A Stranger Named Aina



She came without a warning.

I was taking a break from what I called an alienating work in Ayala sometime in 1994. A few months back, I left the seminary with a bitter mind, a rationalizing heart and an agnostic spirit.
I thought that making myself busy in the Philippine prime financial district will distract me from the growing indifference--I used to call it my forlorn existence in an otherwise meaningless world. But I was mistaken. I found the wealth of Paseo de Roxas nauseating. Makati, while I was within its bosom for seven years was now strange and overwhelming. I just need to get out from her. At least for a while.

So I decided to take a break and went home to Balete. A vacation of two months would do, so I thought. I need her freshness and silence to sort out things. I need her shade as I rethink my perspectives and values in life. I while the days and they became months. Fr. Tito (my parish priest and mentor) was concerned and so he suggested that I volunteer myself in some people's organization. I heeded his advice and found myself in Our Lady of Providence, a community of women in an isolated Sitio Anao, Aranas. As they were into handmade paper making, I brought with me my watercolor and some old Chinese brushes. Just in case. It turned out that they proved to be handy.

For some ten months, I was their resident artist. What I failed to notice though was that gently, the Spirit of God exorcised that existentialist pretense out of my mind. Quietly, I found myself leading the community's Panimbahon (quasi-mass) on Sundays and teaching catechisms to children on Saturdays. The thought of going back to Manila was now remote. I was planning to take on another route.

Then she came. She belonged to a peer group of Assumptionistas on immersion program. I learned that she and her friends had just concluded their month long immersion in some depressed communities in Luzon (or was it in Iloilo?). They came to cap their experience with a week of spiritual retreat in Anao.
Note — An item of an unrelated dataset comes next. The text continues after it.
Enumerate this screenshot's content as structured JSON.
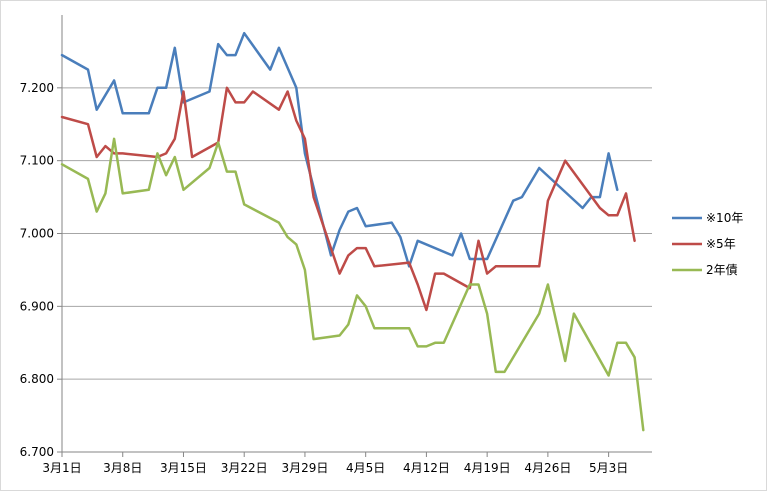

In themselves, they were joy to behold. Their smiles and animated interactions attracted me most. I wonder what they got that they exuded an aura of freshness and hope. But of them, she stood out the most. There was something in her that made her special. She was such a special lady that I was inspired to sketch her enamoring smile in one of the pages of my journal. As I got to know her better (from third party), I scribbled atop my drawing my impressions of her. To me, her existence is indeed a miracle of God.

Who is Aina by the way? Why is she special?
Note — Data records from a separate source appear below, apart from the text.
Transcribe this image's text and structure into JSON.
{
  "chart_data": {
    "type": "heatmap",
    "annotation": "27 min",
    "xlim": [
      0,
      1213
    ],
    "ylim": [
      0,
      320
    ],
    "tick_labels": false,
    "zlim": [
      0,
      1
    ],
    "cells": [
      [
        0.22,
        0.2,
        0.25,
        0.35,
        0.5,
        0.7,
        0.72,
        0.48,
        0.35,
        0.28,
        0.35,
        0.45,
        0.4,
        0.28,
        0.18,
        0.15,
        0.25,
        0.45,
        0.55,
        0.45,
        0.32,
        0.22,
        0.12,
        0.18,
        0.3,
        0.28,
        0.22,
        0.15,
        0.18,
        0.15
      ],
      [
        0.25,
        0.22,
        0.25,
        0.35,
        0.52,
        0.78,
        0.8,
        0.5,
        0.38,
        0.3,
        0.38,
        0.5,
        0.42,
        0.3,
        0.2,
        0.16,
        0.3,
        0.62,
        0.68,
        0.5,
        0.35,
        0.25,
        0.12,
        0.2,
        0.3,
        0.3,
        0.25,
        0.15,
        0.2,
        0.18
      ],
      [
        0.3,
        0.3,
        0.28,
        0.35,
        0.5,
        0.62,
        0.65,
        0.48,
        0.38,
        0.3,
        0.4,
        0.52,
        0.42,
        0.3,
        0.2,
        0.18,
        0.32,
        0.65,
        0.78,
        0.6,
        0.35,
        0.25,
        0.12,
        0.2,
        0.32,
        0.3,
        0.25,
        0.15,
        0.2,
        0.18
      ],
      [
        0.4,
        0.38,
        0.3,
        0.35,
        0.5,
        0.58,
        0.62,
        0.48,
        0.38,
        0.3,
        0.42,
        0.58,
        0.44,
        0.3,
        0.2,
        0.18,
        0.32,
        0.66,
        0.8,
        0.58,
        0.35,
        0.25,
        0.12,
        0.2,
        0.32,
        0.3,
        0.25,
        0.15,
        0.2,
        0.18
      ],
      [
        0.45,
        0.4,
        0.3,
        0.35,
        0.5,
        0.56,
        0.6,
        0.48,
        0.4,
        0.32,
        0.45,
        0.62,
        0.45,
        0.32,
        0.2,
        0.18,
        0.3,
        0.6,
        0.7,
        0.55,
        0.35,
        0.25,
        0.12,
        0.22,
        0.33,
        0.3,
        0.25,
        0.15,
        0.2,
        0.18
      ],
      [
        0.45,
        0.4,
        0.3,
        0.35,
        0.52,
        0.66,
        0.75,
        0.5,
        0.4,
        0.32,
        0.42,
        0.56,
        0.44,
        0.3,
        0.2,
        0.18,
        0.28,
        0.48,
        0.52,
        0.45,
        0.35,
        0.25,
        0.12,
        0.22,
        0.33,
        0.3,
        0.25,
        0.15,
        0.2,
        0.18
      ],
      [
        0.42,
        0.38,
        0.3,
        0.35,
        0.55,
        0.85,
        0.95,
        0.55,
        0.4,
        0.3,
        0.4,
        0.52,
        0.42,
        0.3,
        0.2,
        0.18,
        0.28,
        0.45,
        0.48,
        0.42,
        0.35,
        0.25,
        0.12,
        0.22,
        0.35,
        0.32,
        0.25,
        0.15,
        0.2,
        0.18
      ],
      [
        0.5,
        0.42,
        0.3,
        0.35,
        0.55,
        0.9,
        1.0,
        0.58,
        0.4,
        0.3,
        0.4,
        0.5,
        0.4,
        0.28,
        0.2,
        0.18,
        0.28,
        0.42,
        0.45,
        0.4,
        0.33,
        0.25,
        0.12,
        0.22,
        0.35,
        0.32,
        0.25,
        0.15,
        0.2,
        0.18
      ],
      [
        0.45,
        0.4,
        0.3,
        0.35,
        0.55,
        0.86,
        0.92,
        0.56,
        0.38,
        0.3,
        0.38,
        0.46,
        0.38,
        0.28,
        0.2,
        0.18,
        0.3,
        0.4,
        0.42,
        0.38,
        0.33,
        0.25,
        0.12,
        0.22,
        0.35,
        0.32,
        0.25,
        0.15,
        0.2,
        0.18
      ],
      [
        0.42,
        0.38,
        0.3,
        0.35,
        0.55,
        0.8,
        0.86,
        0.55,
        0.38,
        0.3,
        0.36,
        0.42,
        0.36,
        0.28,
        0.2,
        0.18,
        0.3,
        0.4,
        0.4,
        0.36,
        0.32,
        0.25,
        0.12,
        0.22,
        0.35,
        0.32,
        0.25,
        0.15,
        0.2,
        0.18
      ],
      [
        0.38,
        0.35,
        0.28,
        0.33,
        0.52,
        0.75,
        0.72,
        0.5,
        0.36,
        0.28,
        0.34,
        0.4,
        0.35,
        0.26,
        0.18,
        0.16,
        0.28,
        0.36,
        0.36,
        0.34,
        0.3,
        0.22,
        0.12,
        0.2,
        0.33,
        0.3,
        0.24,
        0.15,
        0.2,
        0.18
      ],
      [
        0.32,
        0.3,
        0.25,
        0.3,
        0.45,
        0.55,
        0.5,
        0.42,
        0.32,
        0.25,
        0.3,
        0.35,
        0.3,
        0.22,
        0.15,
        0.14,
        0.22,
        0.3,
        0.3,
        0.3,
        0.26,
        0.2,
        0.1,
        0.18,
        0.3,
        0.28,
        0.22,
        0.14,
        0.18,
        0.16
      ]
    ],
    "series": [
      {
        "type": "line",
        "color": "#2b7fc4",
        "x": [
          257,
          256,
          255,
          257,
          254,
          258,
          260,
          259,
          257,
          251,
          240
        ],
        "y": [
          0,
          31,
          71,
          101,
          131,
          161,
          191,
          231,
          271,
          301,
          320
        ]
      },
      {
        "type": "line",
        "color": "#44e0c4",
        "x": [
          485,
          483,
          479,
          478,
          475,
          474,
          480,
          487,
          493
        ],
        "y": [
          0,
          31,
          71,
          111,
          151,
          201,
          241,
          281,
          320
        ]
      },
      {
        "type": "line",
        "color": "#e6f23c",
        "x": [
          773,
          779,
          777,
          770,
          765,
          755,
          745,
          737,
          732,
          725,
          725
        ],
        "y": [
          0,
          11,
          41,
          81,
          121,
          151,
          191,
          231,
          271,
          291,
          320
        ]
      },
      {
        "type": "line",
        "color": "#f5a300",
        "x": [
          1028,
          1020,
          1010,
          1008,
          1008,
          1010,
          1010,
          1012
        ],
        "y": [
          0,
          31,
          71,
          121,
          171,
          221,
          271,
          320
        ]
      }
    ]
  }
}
For a start, Aina had a cancer. One of her limbs was ravaged by skin cancer. Every now and then she would undergo chemotherapy. I learned too that her parents got separated and that she and her younger brother had to schedule their time with them especially during vacations.
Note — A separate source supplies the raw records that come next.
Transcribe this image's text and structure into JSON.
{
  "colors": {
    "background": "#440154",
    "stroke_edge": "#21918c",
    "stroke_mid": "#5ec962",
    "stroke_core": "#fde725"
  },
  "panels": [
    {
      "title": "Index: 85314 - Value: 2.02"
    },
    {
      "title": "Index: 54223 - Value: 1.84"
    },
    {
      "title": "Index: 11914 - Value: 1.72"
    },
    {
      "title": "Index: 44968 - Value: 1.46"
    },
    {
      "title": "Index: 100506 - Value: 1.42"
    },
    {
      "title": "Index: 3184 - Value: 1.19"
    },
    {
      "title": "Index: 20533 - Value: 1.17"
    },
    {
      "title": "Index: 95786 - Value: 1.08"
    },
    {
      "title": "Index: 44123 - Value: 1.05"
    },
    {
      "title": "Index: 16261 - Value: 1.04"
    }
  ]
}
Amidst these defined evil, Aina affirms life and goodness. Not a trace of bitterness in her pretty face or a hint of it in her laughter I did notice during our brief encounters. She considered going back in Anao to help the women raise the quality of their produce. She got talents too in drawing--and she made use of it to advance the cause of others, the poor and the marginalized sectors most especially. But she failed to come back.

I later learned that she was doing cartoons in the Lifestyle section of the Philippine Daily Inquirer. I heard too that she was a cancer survivor and continued to affirm life by doing volunteer works with cancer victims in Migi's Corner and other centers.

I'd left Anao more than ten years ago. Much of the personal events that took place in that solitary place (the Frenchmen who visited it called it paradise) were hidden from my conscious mind and are kept in several notebooks which either now attracting silverfishes or gaining dusts in my attic. What lingers though in my heart is the memory of that stranger named Aina whom God so love unconditionally and whom he has made into his instrument of love for others to meet.

Happy Valentine's Day, Aina, wherever you may be!